EU AI Act 第50条:透明性義務(2026年8月〜) 施行前 AIサービスが返答 → AI表示なし(任意) 2026年8月〜(義務) AIサービスが返答 →「AI生成です」と明示 ✓ 義務化 対象:チャットAI / 画像・動画・音声生成AI / 感情認識 / ディープフェイク EU域内ユーザーに提供するサービスはすべて対象(日本企業も含む) 罰則 最大1,500万€(約24億円) 次の施行(2027年12月) 採用・医療・ローン審査AIへの厳格規制 AI Act Article 50 — 2026年8月2日施行
EU AI法:透明性義務のしくみと対象サービスの概要
ひよこ ひよこ
ペンギン先生、「EUのAI法が8月から施行」って聞いたんだけど、これって何が変わるの?
ペンギン先生 ペンギン先生
いい質問だよ。EU(ヨーロッパ連合)が作った「AI法(AI Act)」の中の「第50条:透明性義務」が、2026年8月2日から適用開始になったんだよ。簡単に言うと「AIですよ、って名乗りなさい」というルールだね。
ひよこ ひよこ
AIが自分から「私はAIです」って言わないといけないってこと?
ペンギン先生 ペンギン先生
そう!たとえばChatGPTClaudeみたいなチャットAIは「今あなたはAIと話していますよ」とはっきり伝えないといけない。それ以外にも、AI生成の画像・動画・テキストには「AI製です」という印をつけることが義務になったんだよ。
ひよこ ひよこ
え、今まではそれをしなくてよかったの?
ペンギン先生 ペンギン先生
義務じゃなかったんだよね。良心的なサービスは自主的に表示していたけど、義務ではなかった。でもこれからはEU域内でサービスを提供する事業者は全員やらなきゃいけない。違反したら最大1,500万ユーロ(約24億円)の罰金もあるよ。
ひよこ ひよこ
それって日本のサービスも関係するの? EUは遠い話な気がして…
ペンギン先生 ペンギン先生
日本のサービスでも、EU在住のユーザーが使えるなら対象になるんだよ。だから実質的には世界中の大手AIサービスが対応しないといけない。GDPRというプライバシー規制が世界基準になったのと同じように、EU法がグローバルスタンダードになりやすいんだよね。
ひよこ ひよこ
そういえばGDPRって聞いたことある!クッキーの同意画面が増えたやつだよね。AI法もそういう感じになるの?
ペンギン先生 ペンギン先生
まさにそのイメージだね。AI法も「感情認識システムを使うときは利用者に通知する」「ディープフェイク動画にはAI製と明示する」という義務があって、これからWebサービスにそういった表示が増えていくと思うよ。
ひよこ ひよこ
ディープフェイク」って、AIが作った本物そっくりの偽動画のことだよね? それに「AI製」って書かなきゃいけなくなるんだ。
ペンギン先生 ペンギン先生
そうなんだよ。

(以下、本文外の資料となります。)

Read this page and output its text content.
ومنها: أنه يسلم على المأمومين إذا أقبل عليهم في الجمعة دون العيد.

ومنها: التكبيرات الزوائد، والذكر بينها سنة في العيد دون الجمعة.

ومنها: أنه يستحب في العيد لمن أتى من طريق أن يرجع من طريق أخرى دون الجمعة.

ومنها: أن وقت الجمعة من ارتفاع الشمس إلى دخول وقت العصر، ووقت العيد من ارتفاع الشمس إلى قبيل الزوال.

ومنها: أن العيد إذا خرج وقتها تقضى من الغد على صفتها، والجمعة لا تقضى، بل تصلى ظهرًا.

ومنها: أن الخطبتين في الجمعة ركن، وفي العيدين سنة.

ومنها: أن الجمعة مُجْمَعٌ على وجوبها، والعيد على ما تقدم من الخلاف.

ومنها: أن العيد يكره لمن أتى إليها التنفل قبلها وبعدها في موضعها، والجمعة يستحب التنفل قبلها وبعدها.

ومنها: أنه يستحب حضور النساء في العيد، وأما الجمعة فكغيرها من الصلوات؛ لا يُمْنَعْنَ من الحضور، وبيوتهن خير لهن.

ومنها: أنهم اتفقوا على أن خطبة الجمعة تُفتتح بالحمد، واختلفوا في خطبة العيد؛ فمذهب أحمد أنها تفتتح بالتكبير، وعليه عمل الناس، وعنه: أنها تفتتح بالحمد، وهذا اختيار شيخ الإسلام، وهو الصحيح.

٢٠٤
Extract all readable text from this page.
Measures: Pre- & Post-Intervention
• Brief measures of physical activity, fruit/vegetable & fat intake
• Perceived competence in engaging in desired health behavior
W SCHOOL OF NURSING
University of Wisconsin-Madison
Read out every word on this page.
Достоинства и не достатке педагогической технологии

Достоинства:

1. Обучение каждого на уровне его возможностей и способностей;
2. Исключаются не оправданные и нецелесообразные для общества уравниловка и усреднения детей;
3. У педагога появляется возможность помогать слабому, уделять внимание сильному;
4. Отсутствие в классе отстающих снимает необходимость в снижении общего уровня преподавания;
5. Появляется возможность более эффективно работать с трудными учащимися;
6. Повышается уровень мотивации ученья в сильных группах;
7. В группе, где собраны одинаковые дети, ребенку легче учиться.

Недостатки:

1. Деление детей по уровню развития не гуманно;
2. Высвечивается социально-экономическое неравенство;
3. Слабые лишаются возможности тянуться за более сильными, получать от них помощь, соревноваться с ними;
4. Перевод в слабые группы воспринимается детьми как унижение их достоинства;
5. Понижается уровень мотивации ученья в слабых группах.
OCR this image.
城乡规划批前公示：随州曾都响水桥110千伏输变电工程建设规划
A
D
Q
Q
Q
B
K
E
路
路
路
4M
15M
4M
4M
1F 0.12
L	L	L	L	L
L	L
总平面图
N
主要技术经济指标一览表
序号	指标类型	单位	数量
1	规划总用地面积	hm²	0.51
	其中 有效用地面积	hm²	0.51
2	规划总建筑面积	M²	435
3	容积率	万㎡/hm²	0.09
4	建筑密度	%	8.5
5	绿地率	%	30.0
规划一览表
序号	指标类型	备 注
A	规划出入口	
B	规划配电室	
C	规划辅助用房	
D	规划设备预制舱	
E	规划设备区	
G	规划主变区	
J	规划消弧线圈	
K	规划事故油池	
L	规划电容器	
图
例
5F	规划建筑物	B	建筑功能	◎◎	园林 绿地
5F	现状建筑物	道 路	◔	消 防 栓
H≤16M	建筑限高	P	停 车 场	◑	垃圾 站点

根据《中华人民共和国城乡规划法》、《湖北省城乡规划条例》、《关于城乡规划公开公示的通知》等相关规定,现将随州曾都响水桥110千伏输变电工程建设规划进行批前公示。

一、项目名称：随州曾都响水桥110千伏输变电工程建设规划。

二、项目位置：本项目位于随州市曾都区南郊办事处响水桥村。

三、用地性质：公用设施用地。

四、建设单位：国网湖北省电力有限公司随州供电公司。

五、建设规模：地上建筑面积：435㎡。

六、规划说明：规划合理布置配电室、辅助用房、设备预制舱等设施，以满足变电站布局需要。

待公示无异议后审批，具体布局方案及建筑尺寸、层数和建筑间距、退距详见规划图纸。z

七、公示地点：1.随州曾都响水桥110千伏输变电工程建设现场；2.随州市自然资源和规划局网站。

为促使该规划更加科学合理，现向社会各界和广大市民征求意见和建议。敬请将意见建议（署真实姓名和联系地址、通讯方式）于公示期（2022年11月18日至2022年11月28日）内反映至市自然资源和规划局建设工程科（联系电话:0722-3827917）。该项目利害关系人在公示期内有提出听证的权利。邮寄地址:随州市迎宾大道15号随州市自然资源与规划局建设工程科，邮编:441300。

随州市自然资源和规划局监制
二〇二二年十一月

特に政治家や著名人のフェイク動画・フェイク音声、ニュース記事のように見せかけたAI生成テキストなどは、表示義務が強くなっているんだ。フェイク情報への対策として重要な意味を持つルールだね。
ひよこ ひよこ
でも、ちゃんと守られるか心配…。こっそり「AI生成です」を小さく書くだけでもOKになりそう。
ペンギン先生 ペンギン先生
するどいね!EU法では「明確で区別しやすい方法で」表示しないといけないと定めていて、隠した表示はNGなんだ。それに、ちゃんと開示した証拠を記録しておく義務も事業者側にある。証拠を出せなければ違反とみなされるしくみになっているよ。
ひよこ ひよこ
なるほど〜。AI法ってこれで完成じゃないの? もっと厳しいルールも増えるの?
ペンギン先生 ペンギン先生
今回の8月施行はまだ「入口」だよ。「高リスクAI」(採用審査・ローン審査・医療診断に使うAIなど)に対するさらに厳しい規制は2027年12月から適用される予定。AI法は段階的に厳しくなっていくんだ。ChatGPTが「私はAIです」と名乗るようになったら、それはこの法律の第一歩だと思ってね。